After two months of orientation as a Registered Nurse Intern (Graduate Nurse)on a Long Term Acute Care Unit, I've finally taken NCLEX and I'm finally beginning to face my culture shock.
The honeymoon is over. I'm beginning to ask myself whether I really want to be a nurse after all. Or, more truthfully,whether I really want to be a nurse at LTAC. Unit jumping would be very, very tempting right now. As the reality of the unit culture rubs itself in my face, I tell myself that there has to be a place where things are done more efficiently, more safely, more pleasantly. Maybe in E.R. Maybe in O.B. Maybe in Critical Care. Maybe at another organization altogether.
Then I remind myself that every healthcare job in every location has difficulties, a culture to adjust to, problems endemic to its staff and management. I tell myself that culture shock is a stage of my new life as an RN that I must pass through, I must weather. To jump ship right now from LTAC would merely delay the crisis that must come to me on the next unit. Until I come out the other side of the nursing culture shock (or become entirely broken in the process) I feel I must hold my course.
So I have pledged myself to remain in this position (unless God clearly intervenes) for at least 6 months, preferably the more appropriate 9 months from hire. I feel I ought not to do otherwise by my employer than give the work for which I was hired. I also feel that in doing so enough time will have elapsed to allow me to more accurately judge whether my distress is truly a product of this particular work environment or merely arises from the inevitable culture shock of the new graduate nurse.
What is it that troubles me, then, about my job? Since I have clearly indicated that I am troubled.
It is the constant sense of inadequacy and futility against the wave of human ailment that surges against me. It is the limitations of my memory and time management. It is the revulsion of my mind against tasks which I must perform, not because they are intrinsically valuable, but because they are printed on a sheet which I must sign. It is the panic of my conscience against the crush of time which prohibits the detailed inquiry, precaution, and care I have been trained to undertake.
I hesitate to be specific about the above. Much of the specifics do not make sense outside of the context. One must live in that context to understand and justify the apparent travesty.
The ideal world does not exist: for nursing no less than for any other profession.
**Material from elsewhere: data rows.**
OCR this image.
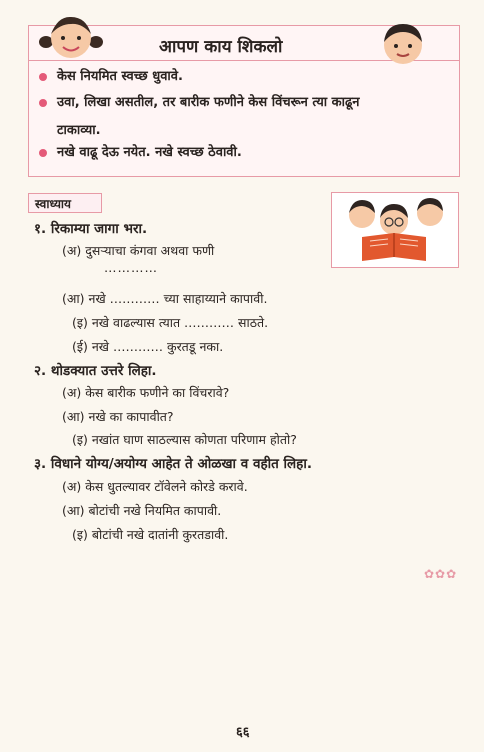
आपण काय शिकलो
केस नियमित स्वच्छ धुवावे.
उवा, लिखा असतील, तर बारीक फणीने केस विंचरून त्या काढून
टाकाव्या.
नखे वाढू देऊ नयेत. नखे स्वच्छ ठेवावी.
स्वाध्याय
१. रिकाम्या जागा भरा.
(अ) दुसऱ्याचा कंगवा अथवा फणी
…………
(आ) नखे ………… च्या साहाय्याने कापावी.
(इ) नखे वाढल्यास त्यात ………… साठते.
(ई) नखे ………… कुरतडू नका.
२. थोडक्यात उत्तरे लिहा.
(अ) केस बारीक फणीने का विंचरावे?
(आ) नखे का कापावीत?
(इ) नखांत घाण साठल्यास कोणता परिणाम होतो?
३. विधाने योग्य/अयोग्य आहेत ते ओळखा व वहीत लिहा.
(अ) केस धुतल्यावर टॉवेलने कोरडे करावे.
(आ) बोटांची नखे नियमित कापावी.
(इ) बोटांची नखे दातांनी कुरतडावी.
✿✿✿
६६
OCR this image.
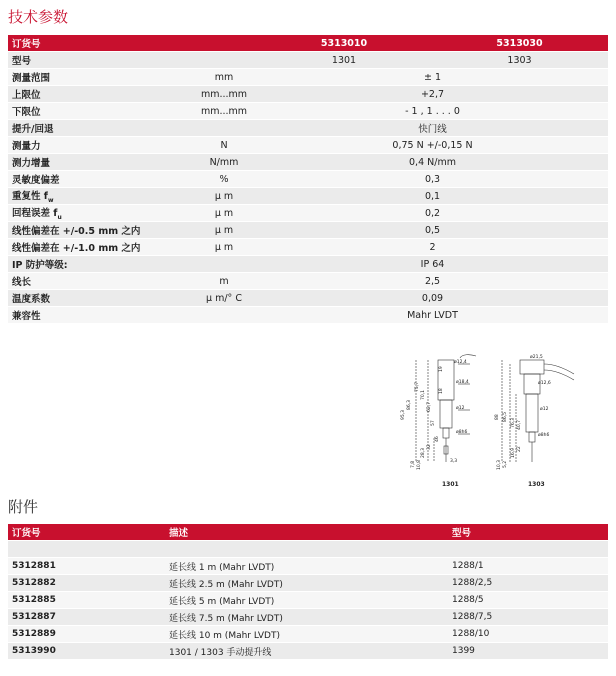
技术参数
订货号		5313010	5313030
型号		1301	1303
测量范围	mm	± 1	
上限位	mm...mm	+2,7	
下限位	mm...mm	- 1 , 1 . . . 0	
提升/回退		快门线	
测量力	N	0,75 N +/-0,15 N	
测力增量	N/mm	0,4 N/mm	
灵敏度偏差	%	0,3	
重复性 $f_w$	μ m	0,1	
回程误差 $f_u$	μ m	0,2	
线性偏差在 +/-0.5 mm 之内	μ m	0,5	
线性偏差在 +/-1.0 mm 之内	μ m	2	
IP 防护等级:		IP 64	
线长	m	2,5	
温度系数	μ m/° C	0,09	
兼容性		Mahr LVDT	
ø12,4
ø18,4
ø12
ø8h6
95,3
86,3
75,7
70,1
62,7
57
46
32
28,3
7,8 10,8
19
18
3,3
1301
ø21,5
ø12,6
ø12
ø8h6
88 86,5
76,3 40,7
22
16,9
5,2
10,3
1303
附件
订货号	描述	型号

5312881	延长线 1 m (Mahr LVDT)	1288/1
5312882	延长线 2.5 m (Mahr LVDT)	1288/2,5
5312885	延长线 5 m (Mahr LVDT)	1288/5
5312887	延长线 7.5 m (Mahr LVDT)	1288/7,5
5312889	延长线 10 m (Mahr LVDT)	1288/10
5313990	1301 / 1303 手动提升线	1399
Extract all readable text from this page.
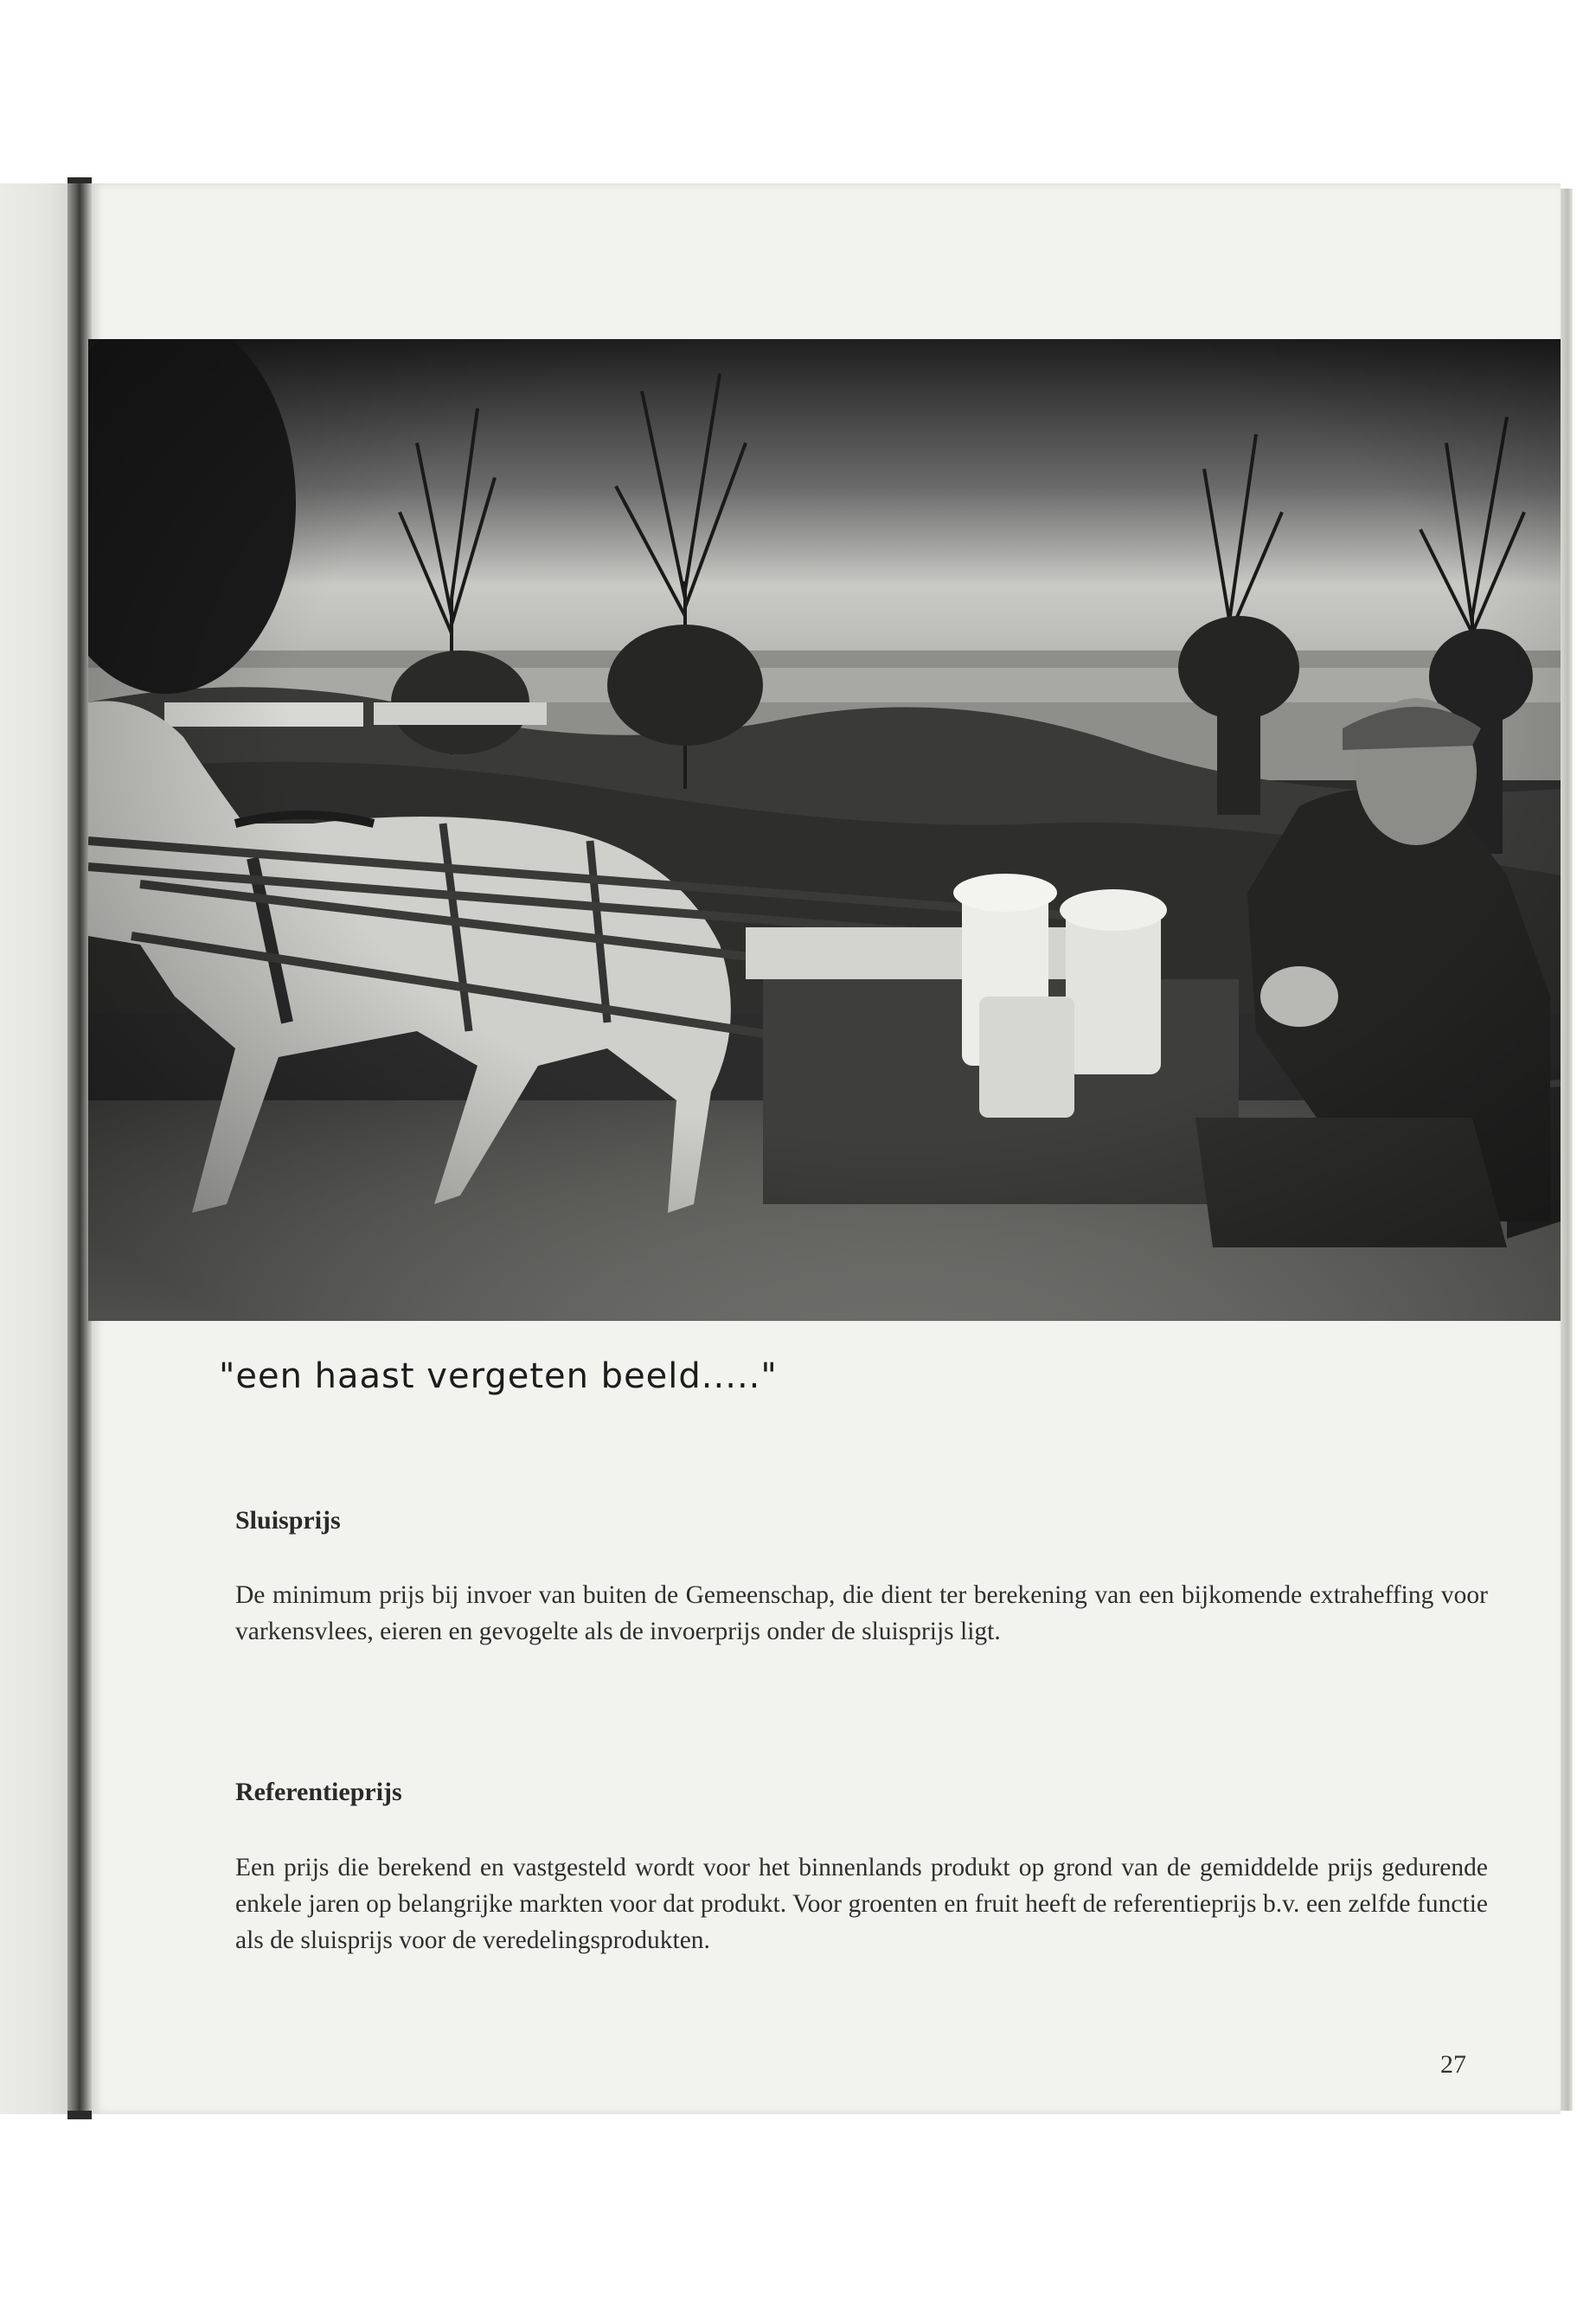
"een haast vergeten beeld....."
Sluisprijs
De minimum prijs bij invoer van buiten de Gemeenschap, die dient ter berekening van een bijkomende extraheffing voor varkensvlees, eieren en gevogelte als de invoerprijs onder de sluisprijs ligt.
Referentieprijs
Een prijs die berekend en vastgesteld wordt voor het binnenlands produkt op grond van de gemiddelde prijs gedurende enkele jaren op belangrijke markten voor dat produkt. Voor groenten en fruit heeft de referentieprijs b.v. een zelfde functie als de sluisprijs voor de veredelingsprodukten.
27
All day long we fight therapists for access to our patients. Can I do a dressing change for Mrs. Smith? No, Mrs. Smith is having occupational therapy. Can I take Mr. Joe's blood sugar? No, physical therapy is walking him in the hallway. Assessments, dressings, medications, treatments -- all are displaced by a rush of Physical Therapy, Occupational Therapy, Speech-Language Pathology, Respiratory Therapy, Hyperbaric appointments, Dialysis, X-Ray, Phlebotomists, Physicians, Families, Visitors... I am learning to be pushy and possessive of my patients.
And items kept where one needs them? Everyday, I have to call Pharmacy for something not sent up for a patient: from Vitamin C to Venofer, from Culturelle (basically yogurt pills) to Vancomycin (a top of the line antibiotic).
It is true, I am clumsy and not very quick. But this is the kind of work where one cannot afford to lose even a few minutes of the 12 hours one has to work with in a shift. I must strike a careful balance between deliberate double checking and prompt decisiveness. I cannot afford to overlook anything, and yet, I cannot afford the time it takes to identify every consideration.
Perhaps it is also discouraging that I work in a setting where the very nature of the patient body prevents me from receiving visible affirmation of the benefits of my efforts. As my preceptor frequently tells me, "These people are chronic." Many never regain their health completely; we keep them from worsening and help them learn to cope with their conditions. Frequently, we have patients for months at a time, some of whom ask me every day, "When can I go home?" We get the sickest of the sick -- not at the moment of crisis, but in the gradual decline brought on by years of self-abuse, lifestyle choices, or unfortunate genetic and physiologic tendencies. When everything has been done for them, they come to us, to finish out whatever we can do. While I don't have a statistic to back this up, my estimate is that one fifth of our patients will die in the next year. It seems that at least every month I hear of another patient I've interacted with at some point in the past year since starting to work at LTAC who has recently passed. And for a while, the morgue's vehicle seemed to be at least a monthly visitor.
Of course, these aren't all our patients. Many come to us for conditions that we can fix -- with time. These patients become stir-crazy and bored, even when they are getting better. As their wounds close in and heal, they become more and more anxious to leave, and more and more frustrated when they cannot yet. Yet, we do have some pleasant patients -- people who understand our limitations as well as their own.
For all of our patients, our work is important, thought it can be difficult to see this, or appreciate it. It is easy to become cynical with myself and my inability to provide for my patients what I feel is the best I can give. Yet, I must try. Every day that I work I must try. God will do what He wills with my work - and my culture shock.